What other narratives do we have to latch onto, then, besides good versus evil?  "Bollywood Travolta" offers up a lukewarm battle of the sexes, a trope that reality television always falls back on when it's desperate.  Art and JJ make several bitter comments at the Roadblock about how the girls will have a natural dancing advantage over the guys ("I'm telling you man, dudes do not move like girls.  It doesn't look the same"), but are then hoisted by their own petard when Rachel (the redhead one) beats them at the sports-based cricket challenge.

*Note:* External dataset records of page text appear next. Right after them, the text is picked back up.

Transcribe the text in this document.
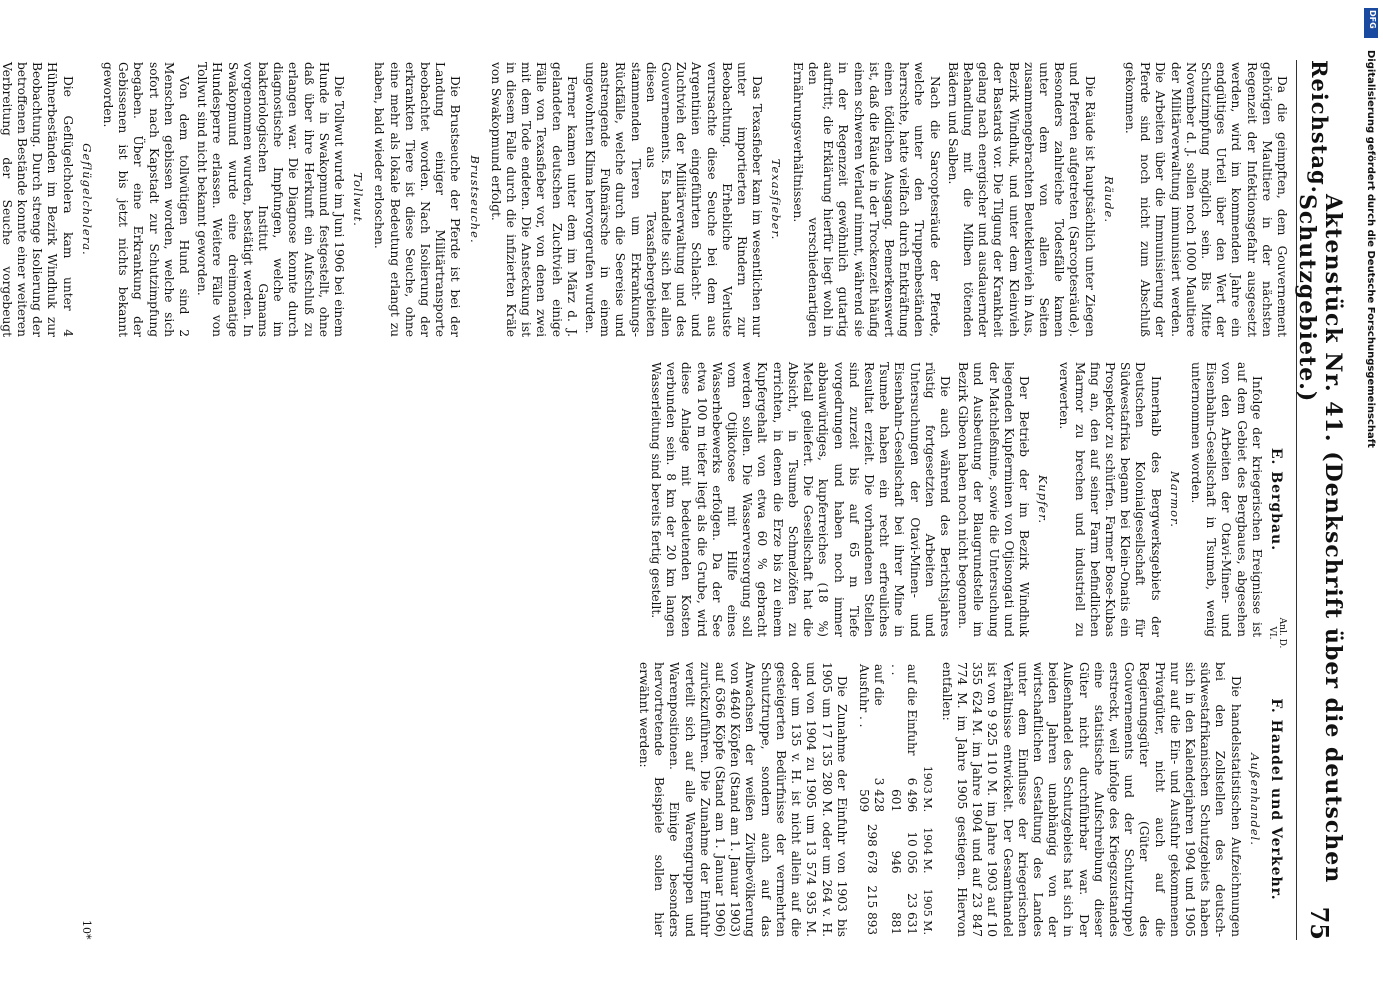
Reichstag.
Aktenstück Nr. 41. (Denkschrift über die deutschen Schutzgebiete.)
75

Da die geimpften, dem Gouvernement gehörigen Maultiere in der nächsten Regenzeit der Infektionsgefahr ausgesetzt werden, wird im kommenden Jahre ein endgültiges Urteil über den Wert der Schutzimpfung möglich sein. Bis Mitte November d. J. sollen noch 1000 Maultiere der Militärverwaltung immunisiert werden. Die Arbeiten über die Immunisierung der Pferde sind noch nicht zum Abschluß gekommen.

Räude.

Die Räude ist hauptsächlich unter Ziegen und Pferden aufgetreten (Sarcoptesräude). Besonders zahlreiche Todesfälle kamen unter dem von allen Seiten zusammengebrachten Beuteklenvieh in Aus, Bezirk Windhuk, und unter dem Kleinvieh der Bastards vor. Die Tilgung der Krankheit gelang nach energischer und ausdauernder Behandlung mit die Milben tötenden Bädern und Salben.

Nach die Sarcoptesräude der Pferde, welche unter den Truppenbeständen herrschte, hatte vielfach durch Entkräftung einen tödlichen Ausgang. Bemerkenswert ist, daß die Räude in der Trockenzeit häufig einen schweren Verlauf nimmt, während sie in der Regenzeit gewöhnlich gutartig auftritt; die Erklärung hierfür liegt wohl in den verschiedenartigen Ernährungsverhältnissen.

Texasfieber.

Das Texasfieber kam im wesentlichen nur unter importierten Rindern zur Beobachtung. Erhebliche Verluste verursachte diese Seuche bei dem aus Argentinien eingeführten Schlacht- und Zuchtvieh der Militärverwaltung und des Gouvernements. Es handelte sich bei allen diesen aus Texasfiebergebieten stammenden Tieren um Erkrankungs-Rückfälle, welche durch die Seereise und anstrengende Fußmärsche in einem ungewohnten Klima hervorgerufen wurden.

Ferner kamen unter dem im März d. J. gelandeten deutschen Zuchtvieh einige Fälle von Texasfieber vor, von denen zwei mit dem Tode endeten. Die Ansteckung ist in diesem Falle durch die infizierten Kräle von Swakopmund erfolgt.

Brustseuche.

Die Brustseuche der Pferde ist bei der Landung einiger Militärtransporte beobachtet worden. Nach Isolierung der erkrankten Tiere ist diese Seuche, ohne eine mehr als lokale Bedeutung erlangt zu haben, bald wieder erloschen.

Tollwut.

Die Tollwut wurde im Juni 1906 bei einem Hunde in Swakopmund festgestellt, ohne daß über ihre Herkunft ein Aufschluß zu erlangen war. Die Diagnose konnte durch diagnostische Impfungen, welche im bakteriologischen Institut Gamams vorgenommen wurden, bestätigt werden. In Swakopmund wurde eine dreimonatige Hundesperre erlassen. Weitere Fälle von Tollwut sind nicht bekannt geworden.

Von dem tollwütigen Hund sind 2 Menschen gebissen worden, welche sich sofort nach Kapstadt zur Schutzimpfung begaben. Über eine Erkrankung der Gebissenen ist bis jetzt nichts bekannt geworden.

Geflügelcholera.

Die Geflügelcholera kam unter 4 Hühnerbeständen im Bezirk Windhuk zur Beobachtung. Durch strenge Isolierung der betroffenen Bestände konnte einer weiteren Verbreitung der Seuche vorgebeugt

E. Bergbau.

Infolge der kriegerischen Ereignisse ist auf dem Gebiet des Bergbaues, abgesehen von den Arbeiten der Otavi-Minen- und Eisenbahn-Gesellschaft in Tsumeb, wenig unternommen worden.

Marmor.

Innerhalb des Bergwerksgebiets der Deutschen Kolonialgesellschaft für Südwestafrika begann bei Klein-Onatis ein Prospektor zu schürfen. Farmer Bose-Kubas fing an, den auf seiner Farm befindlichen Marmor zu brechen und industriell zu verwerten.

Kupfer.

Der Betrieb der im Bezirk Windhuk liegenden Kupferminen von Otjisongati und der Matchleßmine, sowie die Untersuchung und Ausbeutung der Blaugrundstelle im Bezirk Gibeon haben noch nicht begonnen.

Die auch während des Berichtsjahres rüstig fortgesetzten Arbeiten und Untersuchungen der Otavi-Minen- und Eisenbahn-Gesellschaft bei ihrer Mine in Tsumeb haben ein recht erfreuliches Resultat erzielt. Die vorhandenen Stellen sind zurzeit bis auf 65 m Tiefe vorgedrungen und haben noch immer abbauwürdiges, kupferreiches (18 %) Metall geliefert. Die Gesellschaft hat die Absicht, in Tsumeb Schmelzöfen zu errichten, in denen die Erze bis zu einem Kupfergehalt von etwa 60 % gebracht werden sollen. Die Wasserversorgung soll vom Otjikotosee mit Hilfe eines Wasserhebewerks erfolgen. Da der See etwa 100 m tiefer liegt als die Grube, wird diese Anlage mit bedeutenden Kosten verbunden sein. 8 km der 20 km langen Wasserleitung sind bereits fertig gestellt.

Anl. D. VI.
F. Handel und Verkehr.
Außenhandel.

Die handelsstatistischen Aufzeichnungen bei den Zollstellen des deutsch-südwestafrikanischen Schutzgebiets haben sich in den Kalenderjahren 1904 und 1905 nur auf die Ein- und Ausfuhr gekommenen Privatgüter, nicht auch auf die Regierungsgüter (Güter des Gouvernements und der Schutztruppe) erstreckt, weil infolge des Kriegszustandes eine statistische Aufschreibung dieser Güter nicht durchführbar war. Der Außenhandel des Schutzgebiets hat sich in beiden Jahren unabhängig von der wirtschaftlichen Gestaltung des Landes unter dem Einflusse der kriegerischen Verhältnisse entwickelt. Der Gesamthandel ist von 9 925 110 M. im Jahre 1903 auf 10 355 624 M. im Jahre 1904 und auf 23 847 774 M. im Jahre 1905 gestiegen. Hiervon entfallen:

	1903 M.	1904 M.	1905 M.
auf die Einfuhr . .	6 496 601	10 056 946	23 631 881
auf die Ausfuhr . .	3 428 509	298 678	215 893

Die Zunahme der Einfuhr von 1903 bis 1905 um 17 135 280 M. oder um 264 v. H. und von 1904 zu 1905 um 13 574 935 M. oder um 135 v. H. ist nicht allein auf die gesteigerten Bedürfnisse der vermehrten Schutztruppe, sondern auch auf das Anwachsen der weißen Zivilbevölkerung von 4640 Köpfen (Stand am 1. Januar 1903) auf 6366 Köpfe (Stand am 1. Januar 1906) zurückzuführen. Die Zunahme der Einfuhr verteilt sich auf alle Warengruppen und Warenpositionen. Einige besonders hervortretende Beispiele sollen hier erwähnt werden:

10*
DFG
Digitalisierung gefördert durch die Deutsche Forschungsgemeinschaft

This would be a standard liberal pseudo-feminist narrative if it weren't for the fact that the episode seems to suggest that Art & JJ have a point.  After all, the three male/female teams all send their female member to do the dancing roadblock, and all three finish before the two all-male squads (although Art and Mark are hardly the type of men you'd want in a dance contest).  The same Rachel that later triumphs in the Detour remarks at this challenge that "I'm a girl, of course I'm going to be emotional", making her hardly a feminist heroine.  She generally lives up to, or is edited into, the misogynist diva character that many reality-show women have inhabited before her.  To their credit, The Amazing Race casts plenty of tough chicks, fey guys, and generally vaguely gender-non-conforming individuals -- but it also casts plenty of meatheads and divas, and they're the ones that have survived this season.  The detachment of the format, which generally doesn't explicitly judge its contestants, here seems like a weakness -- it's possible to read this episode as a reaffirmation of misogynist principles, and indeed that's easier than any other reading.

In the end, "Bollywood Travolta" does strike narrative paydirt in the ongoing tribulations of Bopper & Mark, making the fate of a comedy team something serious.  But it's an unsustainable narrative -- the bad thing about underdogs is that, in the end, they usually lose.  And what's worse, it seems to come about almost entirely by accident instead of producer or editor creation.  The last thing a reality TV show wants to be is dictated by reality.

Next week: "Come on, I Dean / Oh my hands are so clean / And at this moment / I am stapling".

[1]This applies more to sports to reality shows -- the latter are often patently unfair, but sports are a regulated system designed to create an impartial test of athletic ability with no external variables.  Of course, this works great for a science experiment, but as people we require a bit more narrative oomph, which is why the ref is always screwing over our home team.